If pterosaurs had feathers then, it puts feathers’ origins further back in time, because the ancestor of dinosaurs and pterosaurs lived around 240 million years ago in the Triassic. The study scientists believe that the structures they describe are so similar to bird and dinosaur feathers that they have a shared origin. “This discovery shows that feathers originated much deeper in time and presumably evolved first for insulation,” says Benton. “That tends to confirm that warm bloodedness originated much earlier than we had thought and in a much wider group of dinosaurs and their relatives.”

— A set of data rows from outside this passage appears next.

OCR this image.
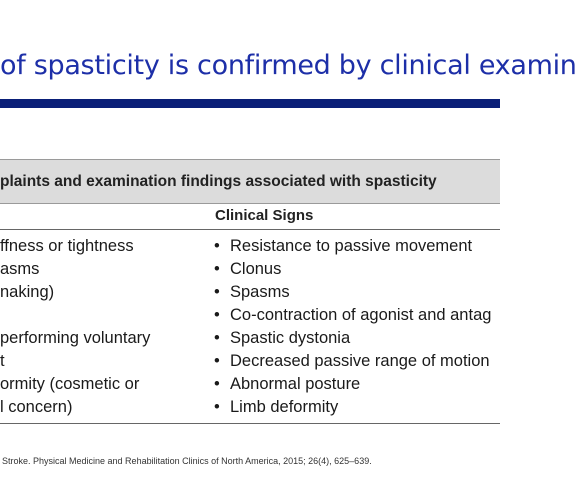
of spasticity is confirmed by clinical examin
plaints and examination findings associated with spasticity
Clinical Signs
ffness or tightness
asms
naking)
performing voluntary
t
ormity (cosmetic or
l concern)
• Resistance to passive movement
• Clonus
• Spasms
• Co-contraction of agonist and antag
• Spastic dystonia
• Decreased passive range of motion
• Abnormal posture
• Limb deformity
Stroke. Physical Medicine and Rehabilitation Clinics of North America, 2015; 26(4), 625–639.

“This is a very important discovery,” says Kevin Padian, a palaeontologist at the University of California, Berkeley, “because it shows that integumentary [skin] filaments evolved in both dinosaurs and pterosaurs. That’s not surprising because they are sister groups, but it is good to know.”
Padian draws attention to the pycnofibers’ “hair-like structure” as illustrating that they served as insulation. This is yet another characteristic of dinosaur and pterosaurs, along with high growth rate, pointing to their common ancestor as warm blooded. “I wish the illustrations in the paper were better, but there is no reason to doubt them,” he adds.
“The thing that is cool is that it bolsters the idea that pterosaurs and dinosaurs are sister taxa, if they are correct in interpreting these structures as a type of feather,” writes paleobiologist David Martill of the University of Plymouth in the UK, in an email.
The specimens described in the paper are very interesting, agrees Chris Bennett, a palaeontologist at Fort Hays State University in Kansas, but in an emailed comment he describes the interpretation of the structures as problematic. “The authors’ characterization of the integumentary structures as ‘feather-like’ is inappropriate and unfortunate,” he writes. Some of the structures look like they could be from fraying or other decomposition, rather than feathers.
Bennett adds that filamentous structures for insulation and sensation are fairly common, from hairy spiders to caterpillars to furry moths. “It seems to me to be premature to use filamentous integumentary structures to support a close phylogenetic relationship between pterosaurs and dinosaurs,” says Bennett.
Benton stands by his conclusion that pterosaurs wore plumage. Asked about the suggestion that the feathers could be wing fibers, he writes in an email, “Actinofibrils occur only in the wing membranes, whereas the structures we describe occur sparsely on the wings, but primarily over the rest of the body.”
Z. Yang et al., “Pterosaur integumentary structures with complex feather-like branching,” Nature Ecology & Evolution, doi:10.1038/s41559-018-0728-7, 2018.